Here’s my 7th and final report from the Languedoc region in the south of France. Came across this place the while driving towards Capestang for a picnic on the Canal du Midi. This incredible house is bang next to the road (D13) as you drive out of Ouveillan. I’ve called it the Pink House due to its colour (and as a nod to the Swedish punk rocker’s The Leather Nun track of the same title). 

I can’t find _any_ history or info on this place anywhere on the internet. When I first went past it I stopped briefly to take a few pictures and when I returned an hour or so later to further investigate, a truck was parked down the side track and someone was burning wood at the back. That, the high railings, my lack of knowledge of French trespass laws and the “Attention du chien” notice meant I didn’t venture in side, which was a shame as this place looked like it had a number of treasurers to reveal. Some of the out-buildings are in a pretty critical state but the house itself. The two-storey house, although clearly not lived in, looks pretty solid. It’s just very puzzling how a house of this stature finds itself in a semi-abandoned and unloved state. It is possible that someone lives round the back as on the railings there is was appears to be an active mailbox. Anyhow – got enough pictures to make doing a report worthwhile so here they are:

Now this looks interesting:


img4743 by HughieDW, on Flickr

Looks like the railings survived the war effort here in France (or are they more recent?):


img4747 by HughieDW, on Flickr

I think that means “don’t go in” in French:


img4725 by HughieDW, on Flickr

The house is very grand and in decent-ish nick:


img4726 by HughieDW, on Flickr


img4728 by HughieDW, on Flickr

…and has some lovely stone-work:


img4741 by HughieDW, on Flickr

Its window-grills are pretty ornate too:


img4746 by HughieDW, on Flickr

The blinds need a bit of work though:


img4744 by HughieDW, on Flickr

There are extensive out-buildings too:


img4742 by HughieDW, on Flickr

But these are worse-for-wear:


img4727 by HughieDW, on Flickr

Especially those right next to the house:


img4724 by HughieDW, on Flickr


img4731 by HughieDW, on Flickr

Got a quick peek in the one round the back but that’s your lot for internals:


img4730 by HughieDW, on Flickr

The place even has its own water tower:


img4729 by HughieDW, on Flickr

Farewell Pink House…


img4723 by HughieDW, on Flickr


----------



## Rubex (Apr 2, 2016)

I've enjoyed all your South of France reports HughieD  lovely photos as always, knowing you no doubt you'll be jetting off somewhere again soon lol!


----------



## krela (Apr 2, 2016)

Lovely ironwork there.


----------



## HughieD (Apr 2, 2016)

Rubex said:


> I've enjoyed all your South of France reports HughieD  lovely photos as always, knowing you no doubt you'll be jetting off somewhere again soon lol!
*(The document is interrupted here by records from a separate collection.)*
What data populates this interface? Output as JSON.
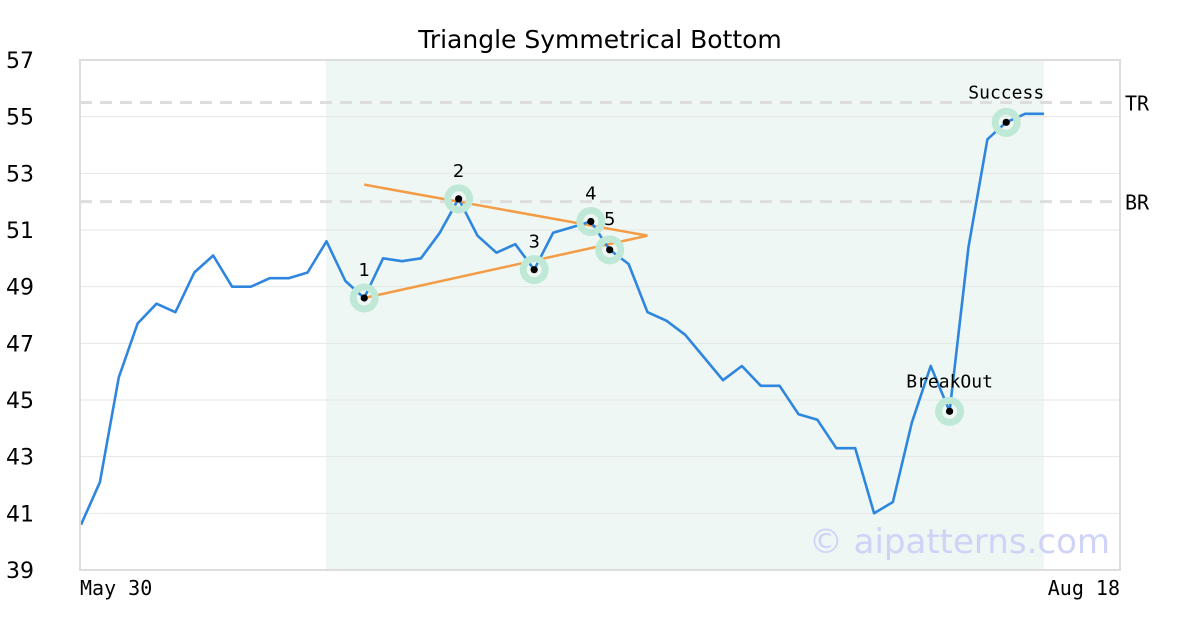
{
  "chart_data": {
    "type": "line",
    "title": "Triangle Symmetrical Bottom",
    "xlabel": "",
    "ylabel": "",
    "x_tick_labels": [
      "May 30",
      "Aug 18"
    ],
    "ylim": [
      39,
      57
    ],
    "y_ticks": [
      39,
      41,
      43,
      45,
      47,
      49,
      51,
      53,
      55,
      57
    ],
    "grid": true,
    "watermark": "© aipatterns.com",
    "colors": {
      "price": "#2e86de",
      "triangle": "#f39c45",
      "highlight_fill": "#eef7f3",
      "marker_halo": "#bfe9d6",
      "marker_dot": "#000000",
      "ref_line": "#dddddd",
      "watermark": "#cfd3f7"
    },
    "series": [
      {
        "values": [
          40.6,
          42.1,
          45.8,
          47.7,
          48.4,
          48.1,
          49.5,
          50.1,
          49.0,
          49.0,
          49.3,
          49.3,
          49.5,
          50.6,
          49.2,
          48.6,
          50.0,
          49.9,
          50.0,
          50.9,
          52.1,
          50.8,
          50.2,
          50.5,
          49.6,
          50.9,
          51.1,
          51.3,
          50.3,
          49.8,
          48.1,
          47.8,
          47.3,
          46.5,
          45.7,
          46.2,
          45.5,
          45.5,
          44.5,
          44.3,
          43.3,
          43.3,
          41.0,
          41.4,
          44.2,
          46.2,
          44.6,
          50.4,
          54.2,
          54.8,
          55.1,
          55.1
        ]
      }
    ],
    "highlight_range": {
      "from_index": 13,
      "to_index": 51
    },
    "reference_lines": [
      {
        "label": "TR",
        "value": 55.5
      },
      {
        "label": "BR",
        "value": 52.0
      }
    ],
    "triangle": {
      "upper": [
        {
          "index": 15,
          "value": 52.6
        },
        {
          "index": 30,
          "value": 50.8
        }
      ],
      "lower": [
        {
          "index": 15,
          "value": 48.6
        },
        {
          "index": 30,
          "value": 50.8
        }
      ]
    },
    "markers": [
      {
        "label": "1",
        "index": 15,
        "value": 48.6
      },
      {
        "label": "2",
        "index": 20,
        "value": 52.1
      },
      {
        "label": "3",
        "index": 24,
        "value": 49.6
      },
      {
        "label": "4",
        "index": 27,
        "value": 51.3
      },
      {
        "label": "5",
        "index": 28,
        "value": 50.3
      },
      {
        "label": "BreakOut",
        "index": 46,
        "value": 44.6
      },
      {
        "label": "Success",
        "index": 49,
        "value": 54.8
      }
    ]
  }
}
Ha ha...cheers Rubex. We'll see. Nothing planned as of yet!


----------



## flyboys90 (Apr 2, 2016)

Splendid collection of reports,Thanks for sharing and looking forward to your next intrepid travelling.


----------



## HughieD (Apr 2, 2016)

flyboys90 said:


> Splendid collection of reports,Thanks for sharing and looking forward to your next intrepid travelling.
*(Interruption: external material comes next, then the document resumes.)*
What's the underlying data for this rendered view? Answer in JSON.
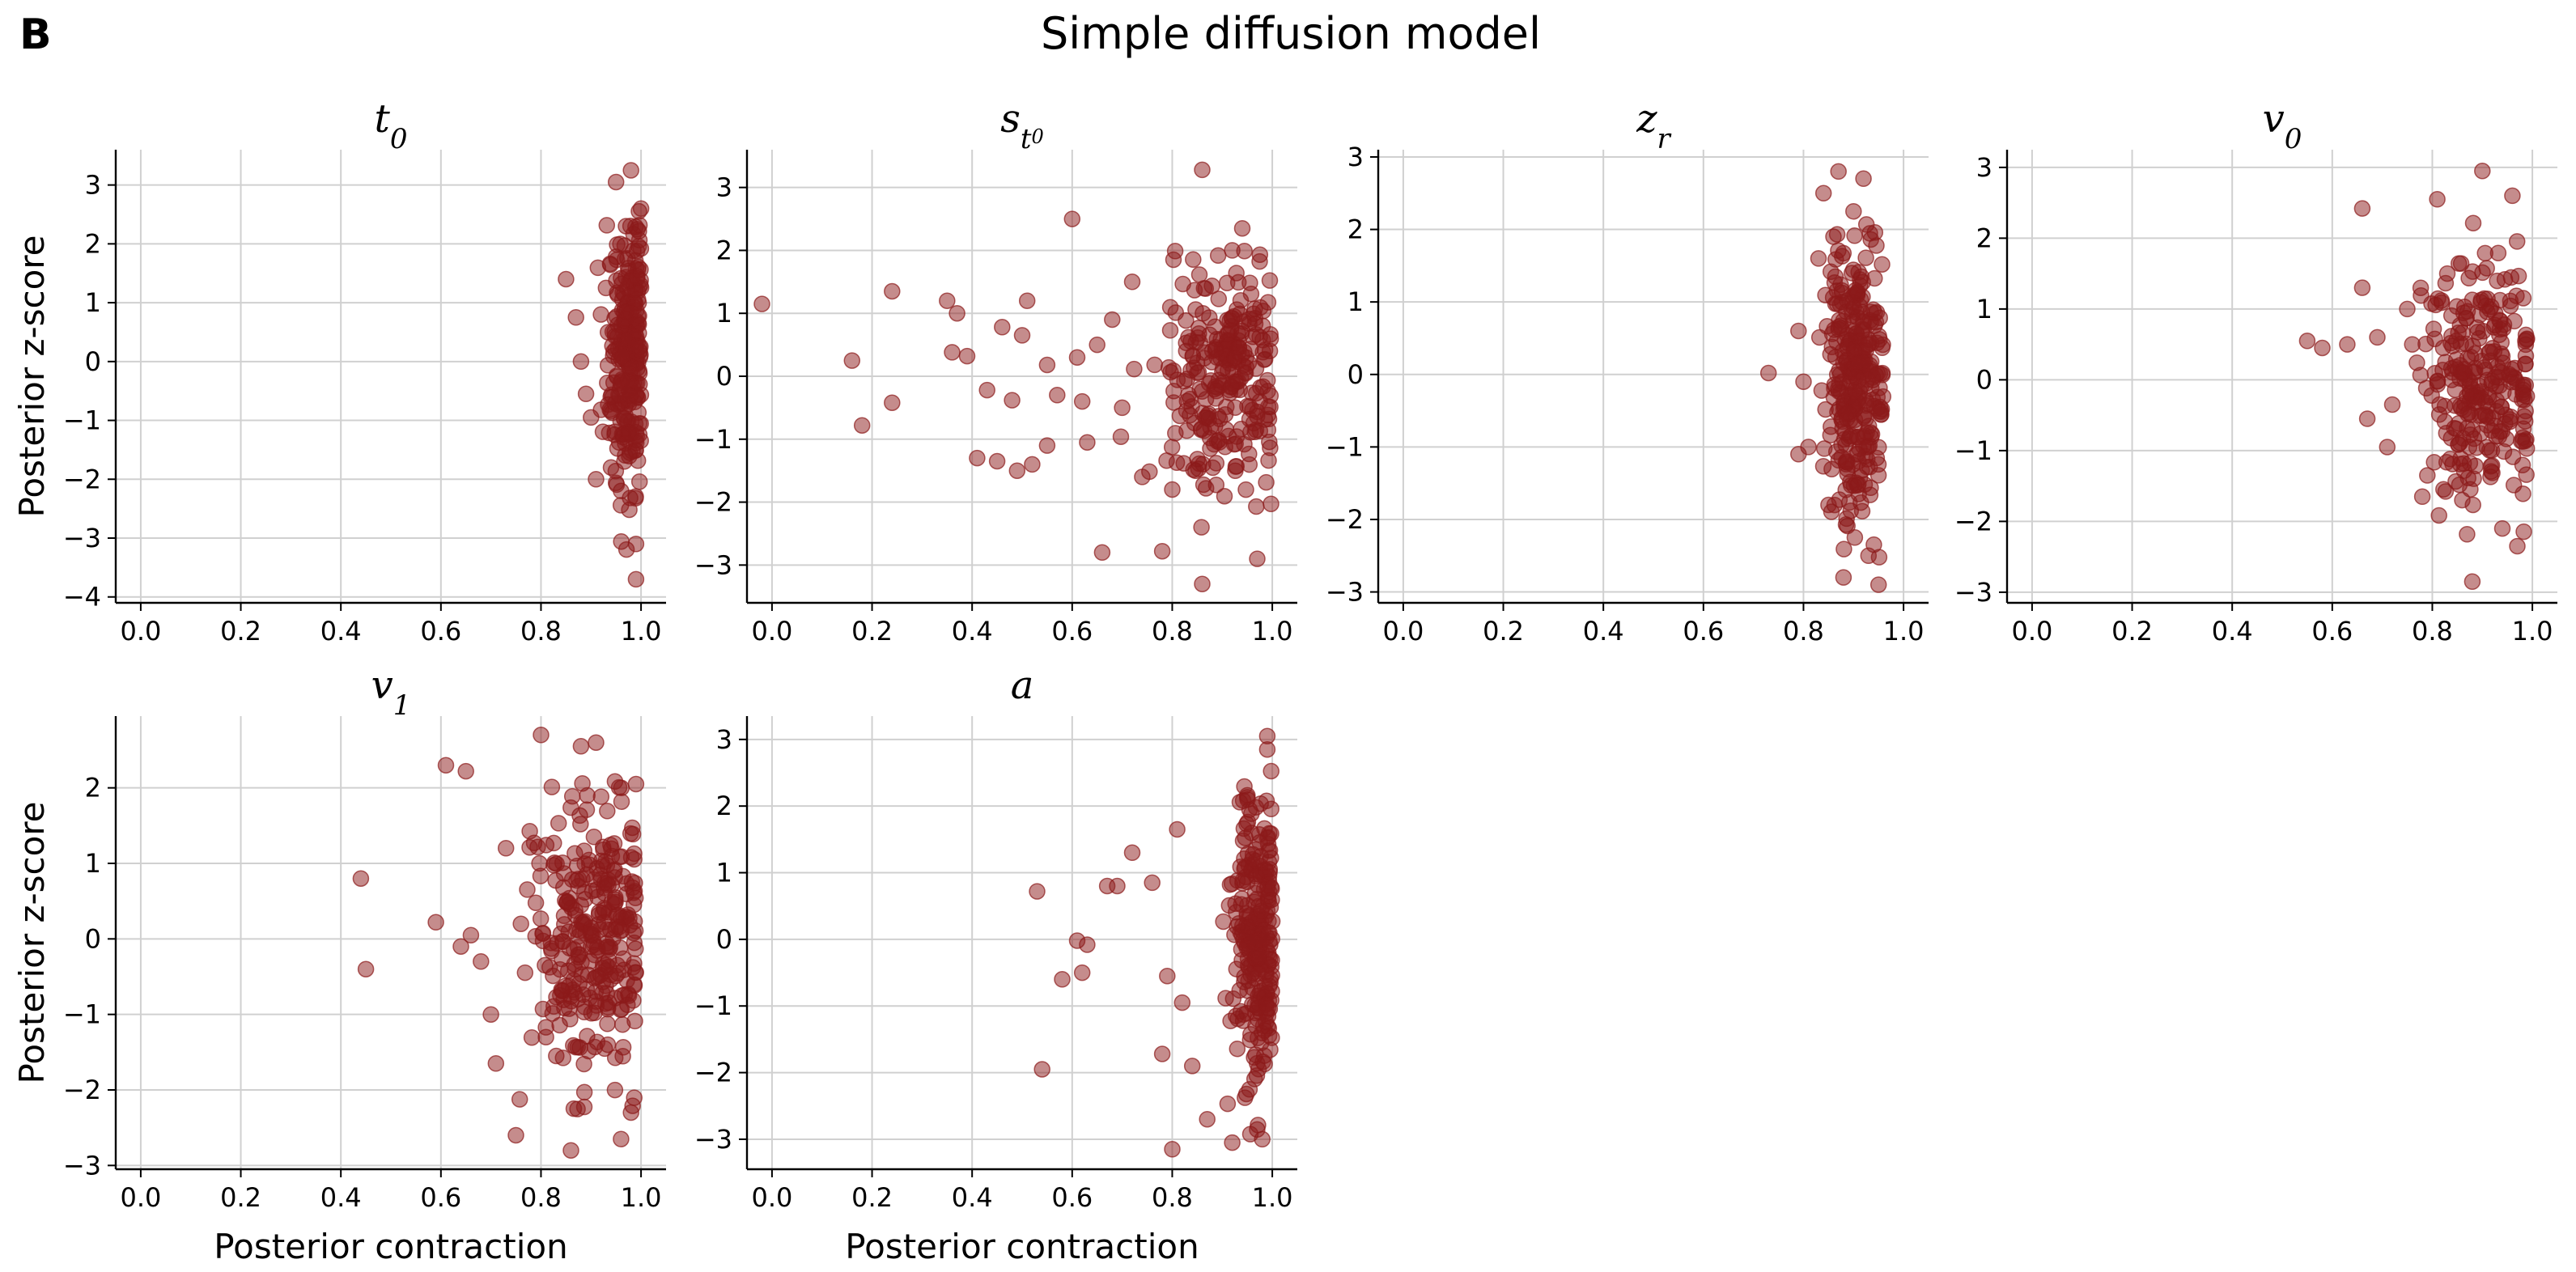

Cheers mate. Thank you for your kind words. Much appreciated.


----------



## tumble112 (Apr 2, 2016)

The house oozes Gallic charm and I'm glad the railings have survived. I can easily imagine a Citroen Traction Avant driving through those gates. I have to say I'm envious of the weather you had in France, the rain is battering off my window as I type this!


----------



## smiler (Apr 2, 2016)

They don't mess about with their Keep Out Signs do they, I enjoyed your posts on your trip Hughie, Most Enjoyable, Thanks


----------



## Infraredd (Apr 2, 2016)

It's probably being renovated - I went back to a place a year after I first saw it & round the back were new steel roll doors & windows. The front was all boarded up with tantalising views into the first floor decay. That's France for you. You never know whether it's occupied or not until you are in and then it can be too late


----------



## HughieD (Apr 3, 2016)

Infraredd said:


> It's probably being renovated - I went back to a place a year after I first saw it & round the back were new steel roll doors & windows. The front was all boarded up with tantalising views into the first floor decay. That's France for you. You never know whether it's occupied or not until you are in and then it can be too late



Hard to tell - that would explain the house being in better condition than the other buildings, certainly...


----------



## Infraredd (Apr 4, 2016)

I lived in France for 4 years & in our commune was a tiny 3 room derelict ruin where the owner had died of gangrene because he hadn't taken his wellies off for years & years. I couldn't make a story like that up & but stuff like that is common in rural France.


----------



## Lone Wanderer (Apr 4, 2016)

Great report! France seems to have some nice gems scattered about


----------



## HughieD (Apr 4, 2016)

Lone Wanderer said:


> Great report! France seems to have some nice gems scattered about



Cheers Lone Wandered. It does - to be honest I didn't even get to any of the big draw-card derelict chateaux! Really active urbex scene out there in France.


----------



## 0xygen (Apr 9, 2016)

How did I miss this one, love it! You definitely had a busy holiday over here! 

0xygen


----------